Robertson pfiff durch die Zähne: „Da haben Sie sich aber viel vorgenommen, mein Junge! Inzwischen stehen 300.000 Franzosen in Spanien und weitere 20.000 hat der Kaiser in Marsch auf die Pyrenäen gesetzt. Sie werden die nächsten 20 Jahre kreuz und quer über die Halbinsel rennen müssen, um Bonny müde zu bekommen.“
Wellington zog die Augenbrauen hoch: „Priester, Sie enttäuschen mich! Sie müssen weiter denken! Diese verdammte Iberische Halbinsel ist doch nicht alles. Wir haben es mit Bonaparte zu tun, mit dem besten Feldherrn aller Zeiten. Glauben Sie etwa, der gibt sich unendlich lange mit mir und meiner Handvoll Rotröcken ab. Bonny hat Größeres vor, als ein stures, irisches Maultier ins Meer zurückzutreiben. Warten Sie! Spanien wird ihn schnell langweilen. Die Weiten Europas locken den Korsen doch viel mehr als dieser kleine, unwirtliche und von Guerilla verseuchte Südzipfel der Alten Welt. Rußland, Österreich-Ungarn, da kann er Beute machen und die Grenzen des Ruhms überschreiten. Er wird sich irgendwann an seiner eigenen Gier überfressen! Er hat doch schon lange jedes Maß verloren. Und in diesem Augenblick wird er sich daran erinnern, daß ein paar verlotterte Spanier und Portugiesen und eine Handvoll Briten hier sechs Marschälle und 300.000 Adler binden. Frankreich ist nicht unerschöpflich. Auch Bonny gehen irgendwann die Soldaten aus.” Langsam fing der Benediktiner an zu begreifen: „Das kann Jahre dauern, mein Sohn! Haben Sie das Rückgrat, so lange alleine gegen unsere eigene Regierung in Whitehall, eine bösartige Opposition im Unterhaus, geifernde britische Zeitungen und uneinsichtige Verbündete anzutreten?” Arthur hob die Augen zum Himmel und seufzte leise: „Das ist alles, was ich noch habe, Jack! Geduld, ein bißchen Hoffnung und den Mut der Verzweiflung.“
Kapitel 2 Libertad
Die Soldaten des britischen Feldheeres zogen sich langsam, aber stetig über die Grenze nach Portugal zurück. Lord Wellington und sein gesamter Stab waren in diesen Tagen vollauf damit beschäftigt, die Offiziere und die Männern der einzelnen Regimenter, soweit wie möglich bei der Bevölkerung ihres Verbündeten einzuquartieren, damit sie sich einige Wochen völlig von den Anstrengungen des Sommer-Feldzuges erholen konnten. Die Wälle von Torres Vedras machten trotz strengster Geheimhaltung gute Fortschritte im Bau.

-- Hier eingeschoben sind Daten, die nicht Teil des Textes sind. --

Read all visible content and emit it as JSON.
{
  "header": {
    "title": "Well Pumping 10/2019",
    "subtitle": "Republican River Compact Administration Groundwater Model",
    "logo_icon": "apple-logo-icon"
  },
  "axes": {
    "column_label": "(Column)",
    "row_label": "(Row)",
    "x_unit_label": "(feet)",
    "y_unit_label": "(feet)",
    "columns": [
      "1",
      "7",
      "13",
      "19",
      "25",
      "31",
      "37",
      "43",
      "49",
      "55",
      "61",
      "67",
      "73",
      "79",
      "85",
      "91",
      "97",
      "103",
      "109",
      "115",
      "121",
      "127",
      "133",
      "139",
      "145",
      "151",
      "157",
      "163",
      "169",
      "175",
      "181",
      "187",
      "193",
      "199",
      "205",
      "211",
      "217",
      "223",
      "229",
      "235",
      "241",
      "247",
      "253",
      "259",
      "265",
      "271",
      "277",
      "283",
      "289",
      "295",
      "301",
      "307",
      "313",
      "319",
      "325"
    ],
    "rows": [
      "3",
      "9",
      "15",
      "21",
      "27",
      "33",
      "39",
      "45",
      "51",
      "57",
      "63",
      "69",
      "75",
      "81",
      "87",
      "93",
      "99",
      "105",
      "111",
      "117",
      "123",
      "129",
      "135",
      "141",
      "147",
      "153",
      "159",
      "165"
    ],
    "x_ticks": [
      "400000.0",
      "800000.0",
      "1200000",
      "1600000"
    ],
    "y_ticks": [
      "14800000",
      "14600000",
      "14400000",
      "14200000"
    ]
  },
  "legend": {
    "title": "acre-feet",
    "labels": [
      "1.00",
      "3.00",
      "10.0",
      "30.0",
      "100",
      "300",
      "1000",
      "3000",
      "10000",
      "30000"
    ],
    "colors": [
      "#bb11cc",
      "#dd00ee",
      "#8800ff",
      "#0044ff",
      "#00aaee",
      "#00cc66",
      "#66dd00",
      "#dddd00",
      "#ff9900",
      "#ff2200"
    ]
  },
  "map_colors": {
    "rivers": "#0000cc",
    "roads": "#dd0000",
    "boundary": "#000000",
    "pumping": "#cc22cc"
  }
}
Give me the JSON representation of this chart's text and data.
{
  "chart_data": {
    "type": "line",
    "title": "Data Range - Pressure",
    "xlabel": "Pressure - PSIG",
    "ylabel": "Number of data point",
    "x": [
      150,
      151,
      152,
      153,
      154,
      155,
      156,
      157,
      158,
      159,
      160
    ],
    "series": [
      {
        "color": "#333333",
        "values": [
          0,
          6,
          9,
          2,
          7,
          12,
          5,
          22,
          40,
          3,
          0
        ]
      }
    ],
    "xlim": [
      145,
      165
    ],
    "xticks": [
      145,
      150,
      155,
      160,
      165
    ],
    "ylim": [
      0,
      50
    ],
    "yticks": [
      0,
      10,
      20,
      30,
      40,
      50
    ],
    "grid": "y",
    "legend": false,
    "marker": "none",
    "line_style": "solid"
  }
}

Bereits am ersten Abend nach seiner Ankunft in Badajoz hatte Arthur Black Bob Craufurd in sein Hauptquartier beordert, um dem energischen Kommandeur der Leichten Brigade seine Rolle im neuen Vabanquespiel gegen die Adler zu erklären. Nur General Hill und Pater Robertson hatte er gestattet, während dieses Gespräches im Raum zu bleiben. Er erklärte Black Bob, daß die Leichte Brigade nun zu einer richtigen Division aufgestockt werden sollte, indem Craufurd sowohl portugiesische als auch britische Bataillone miteinander vereinigen würde, wobei er die Portugiesen britischen Offizieren unterstellen sollte. Don Antonio Maria Osario Cabral de Castros Partisanenregimenter waren die ersten Einheiten, die er auf diese Weise zu General Craufurd abkommandierte, um das 88. Regiment – die Connaught Rangers – als Aufklärer und Scharfschützen zu verstärken. Dazu kamen noch das 1. und das 3. Regiment der portugiesischen Caçadores. Damit verfügte Black Bob nun über insgesamt 4000 Mann.